Внезапно Коль увидел открывшееся «окно возможностей» в самой сердцевине кризиса. Приветствия толп народа Восточной Германии взбодрили его и стали оправданием драматического поступка. Ему предстояло стать машинистом локомотива объединения, и в этом качестве он был готов перевести рычаг ускорения еще на несколько новых зубчиков. К тому же он получил заряд энергии от всеобщего позитивного медийного восприятия своего визита в Дрезден – как дома, так и за рубежом. Общей темой уже на следующий день стало то, что западногерманский канцлер заложил основу для воссоединения и сделал это на земле Восточной Германии[523]
.Дрезден стал началом подлинного моря изменений в общественном восприятии Коля. Он пошел к людям. Он всегда обращался к восточным немцам со словами «дорогие друзья». Он с очевидным удовольствием купался в обожании масс. Крики «Гельмут, Гельмут!» отражали возникшее у восточных немцев ощущение, что западногерманский лидер стал для них своим человеком. Поскольку все это транслировали по телевидению в обоих Германиях, то очень быстро канцлер со свойственным ему бурным выражением патриотических чувств наполнил немецкие квартиры от Берлина до Кельна и от Ростока до Мюнхена[524]
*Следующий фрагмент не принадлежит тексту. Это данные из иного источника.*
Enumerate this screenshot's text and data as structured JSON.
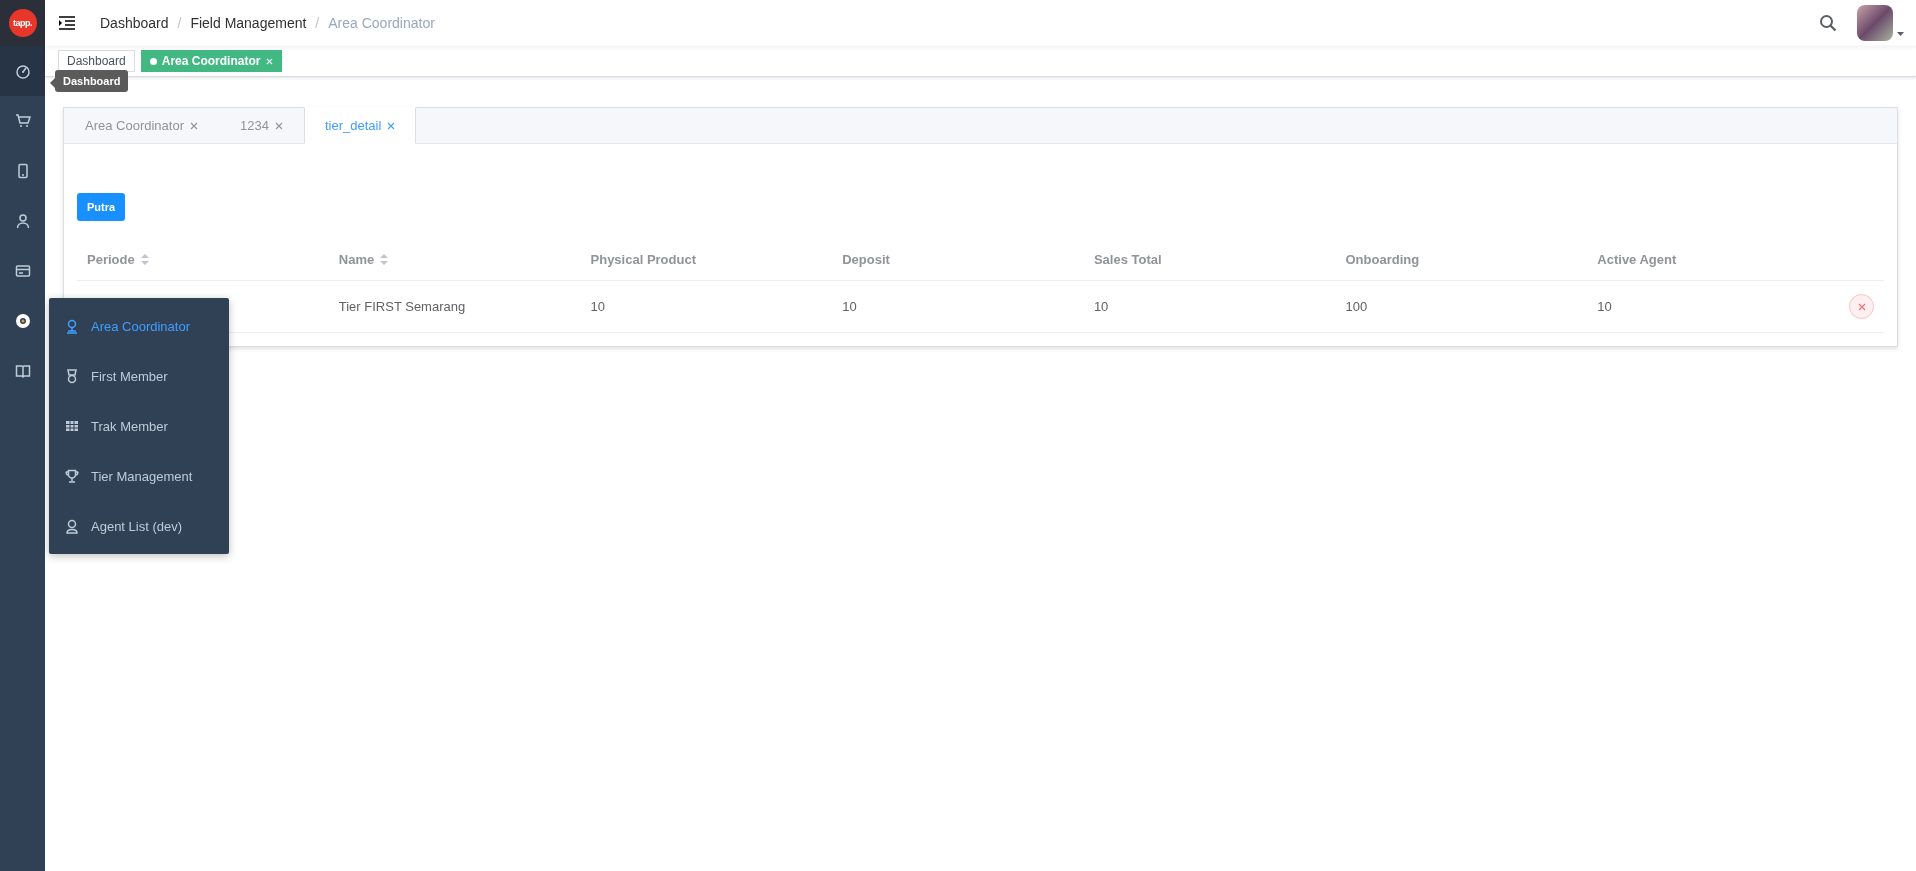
{
  "logo": {
    "text": "tapp."
  },
  "breadcrumb_separators": [
    "/",
    "/"
  ],
  "breadcrumb": [
    {
      "label": "Dashboard",
      "current": false
    },
    {
      "label": "Field Management",
      "current": false
    },
    {
      "label": "Area Coordinator",
      "current": true
    }
  ],
  "tags_view": [
    {
      "label": "Dashboard",
      "selected": false
    },
    {
      "label": "Area Coordinator",
      "selected": true
    }
  ],
  "tooltip": {
    "text": "Dashboard"
  },
  "tabs": [
    {
      "label": "Area Coordinator",
      "selected": false
    },
    {
      "label": "1234",
      "selected": false
    },
    {
      "label": "tier_detail",
      "selected": true
    }
  ],
  "action_button": {
    "label": "Putra"
  },
  "table": {
    "columns": [
      {
        "label": "Periode",
        "sortable": true
      },
      {
        "label": "Name",
        "sortable": true
      },
      {
        "label": "Physical Product",
        "sortable": false
      },
      {
        "label": "Deposit",
        "sortable": false
      },
      {
        "label": "Sales Total",
        "sortable": false
      },
      {
        "label": "Onboarding",
        "sortable": false
      },
      {
        "label": "Active Agent",
        "sortable": false
      }
    ],
    "rows": [
      {
        "cells": [
          "",
          "Tier FIRST Semarang",
          "10",
          "10",
          "10",
          "100",
          "10"
        ]
      }
    ]
  },
  "popup_menu": {
    "items": [
      {
        "label": "Area Coordinator",
        "selected": true
      },
      {
        "label": "First Member",
        "selected": false
      },
      {
        "label": "Trak Member",
        "selected": false
      },
      {
        "label": "Tier Management",
        "selected": false
      },
      {
        "label": "Agent List (dev)",
        "selected": false
      }
    ]
  }
}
.Конечно, подобные приветствия сопровождали и выступление Вилли Брандта на митинге СДПГ в Магдебурге в ГДР в тот самый день. С огромным энтузиазмом встречали и Ханса-Дитриха Геншера в его родном городе Галле и в Лейпциге, куда он вернулся 17 декабря[525]
. Но Коль в Дрездене намного обошел их всех. Очень редко канцлера – часто становившегося объектом насмешек за неуклюжую провинциальность – встречали так восторженно даже в его собственной Западной Германии. Учитывая, что в ФРГ до выборов оставалось меньше года и что германское единство становилось доминирующим вопросом, Дрезден стал самым лучшим завоеванием общественного внимания, о котором канцлер мог только мечтать.И какого-то международного соперничества тоже не было. В тот самый день, 19 декабря, когда Коль выступал в Дрездене, Эдуард Шеварднадзе стал первым советским министром иностранных дел, который появился в штаб-квартире НАТО[526]
, что стало еще одним символическим сигналом завершения холодной войны. А 20 декабря уже Франсуа Миттеран стал первым лидером из числа западных стран-союзниц, совершивших официальный визит в столицу Восточной Германии, – еще одно событие, соединявшее многих помимо крошащейся Стены[527]. Но все эти события звучали как легкий шум на фоне большого взрыва, устроенного Колем. Более того, эти инициативы представлялись поразительными только в сравнении с прошлым, в то время как канцлер смотрел в будущее, и все это знали[528].Это стало совершенно очевидным в одно мгновение 22 декабря – в ту дождливую пятницу в канун рождественских праздников, – когда Коль и Модров официально открыли пункты перехода у Бранденбургских ворот. Глядя на людей, праздновавших единение их собственного города, Коль воскликнул: «Это один из самых счастливых дней в моей жизни!» Для канцлера в конце этого памятного года – прошло менее месяца после его речи о 10 пунктах – Дрезден и Берлин на самом деле означали самые приятные воспоминания[529]
.Конец 1989 г., конечно, не был счастливым для всех и каждого. Когда люди в западном мире собрались за рождественским ужином, экраны их телевизоров заполнили кадры последних мгновений жизни Николае и Елены Чаушеску. Абсолютный правитель Румынии на протяжении двадцати пяти лет и его жена были казнены солдатами его армии, которой он еще командовал за несколько дней до этого.
Румыния была последней из числа стран советского блока, которая пережила революционные перемены. И она была единственной, в которой они сопровождались широкомасштабным применением силы в 1989 г.: по официальным данным, 1104 человека были убиты и 3 352 человека ранены[530]
. Только здесь, как и в Китае, были применены танки, происходили масштабные перестрелки. Это отражало природу чрезвычайно персонализированной и арбитражной диктатуры Чаушеску – самой жестокой в Восточной Европе. Отдалившись от Москвы в середине 1960-х гг., Чаушеску остался в стороне и от реформистской повестки дня Горбачева, и от мирного подхода к осуществлению изменений.Так почему в таком репрессивном полицейском государстве началось восстание? В отличие от других стран блока Чаушеску смог погасить все внешние долги Румынии – но это стало высокой ценой для его народа: он настолько сократил внутреннее потребление, что магазины стояли с пустыми полками, в домах не было отопления и подача электричества ограничивалась несколькими часами в день. Между тем Николае и Елена жили в показной роскоши.